No I don't do therapy as in going to someone for an hour and talking to them about my problems and then going home. Even then I think I could have no problem talk to a male for an hour, and I only had female therapists. I go to a psych now only for the purpose of being prescribed meds and we do talk, but our meetings usually only last about 15 minutes.


----------



## Kevin001 (Jan 2, 2015)

Atheism said:


> No I don't do therapy as in going to someone for an hour and talking to them about my problems and then going home. Even then I think I could have no problem talk to a male for an hour, and I only had female therapists.
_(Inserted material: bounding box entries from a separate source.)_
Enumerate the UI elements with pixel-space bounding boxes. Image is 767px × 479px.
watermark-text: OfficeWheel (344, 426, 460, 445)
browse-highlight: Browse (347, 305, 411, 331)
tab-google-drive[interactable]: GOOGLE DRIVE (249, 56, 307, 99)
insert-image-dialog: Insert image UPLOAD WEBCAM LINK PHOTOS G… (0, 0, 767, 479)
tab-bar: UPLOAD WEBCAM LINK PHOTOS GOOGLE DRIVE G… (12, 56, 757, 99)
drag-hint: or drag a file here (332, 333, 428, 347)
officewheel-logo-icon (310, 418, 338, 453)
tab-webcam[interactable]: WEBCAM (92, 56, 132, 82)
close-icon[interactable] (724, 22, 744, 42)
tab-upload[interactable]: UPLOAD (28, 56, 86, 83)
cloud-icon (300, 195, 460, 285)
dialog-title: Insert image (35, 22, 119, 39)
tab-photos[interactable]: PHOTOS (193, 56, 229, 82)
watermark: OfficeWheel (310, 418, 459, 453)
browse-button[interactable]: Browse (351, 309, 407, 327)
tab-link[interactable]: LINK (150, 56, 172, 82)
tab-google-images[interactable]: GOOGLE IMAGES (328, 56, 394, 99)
I go to a psych now only for the purpose of being prescribed meds and we do talk, but our meetings usually only last about 15 minutes.


Oh ok so you just see a psychiatrist then. Gotcha. :smile2:


----------



## Blue2015 (Jul 3, 2015)

Female.


----------



## tea111red (Nov 8, 2005)

female, though i know having a male one would probably benefit me in some ways. well, the RIGHT male one.....i'd need one w/ a really good demeanor.


----------



## peterbutter (Jan 14, 2018)

Definitely women. They seem more understanding and empathetic. I had two male therapists in my life and they made me feel worse after the session than before. One guy at the end of the session basically made me feel worthless.


----------



## Sus y (Aug 30, 2017)

If I had to go to one (due the kind of issues I face, which is mostly about dating/relationship) I would rather a male than a female, I think they would be more understanding of problem's nature and how to deal with it. But I'm ok out of the dating world so...


----------



## Lyyli (Dec 5, 2017)

Female


----------



## harrison (Apr 14, 2012)

I prefer a male - I've had female ones before but they can be distracting for me, plus I just feel more comfortable talking about stuff with another guy. Preferably an older one too.


----------



## vela (Apr 19, 2012)

Female. Since I'm not comfortable around men at all. I would never be able to trust a male therapist.


----------



## Lohikaarme (Aug 28, 2013)

I wouldn't particularly care about their gender as long as I felt there was a solid connection.


----------



## Hutetu (Apr 26, 2017)

I have had both men and women and i feel like the men are way too serious and give too much advice and too little comfort so i prefer women, just my opinion though.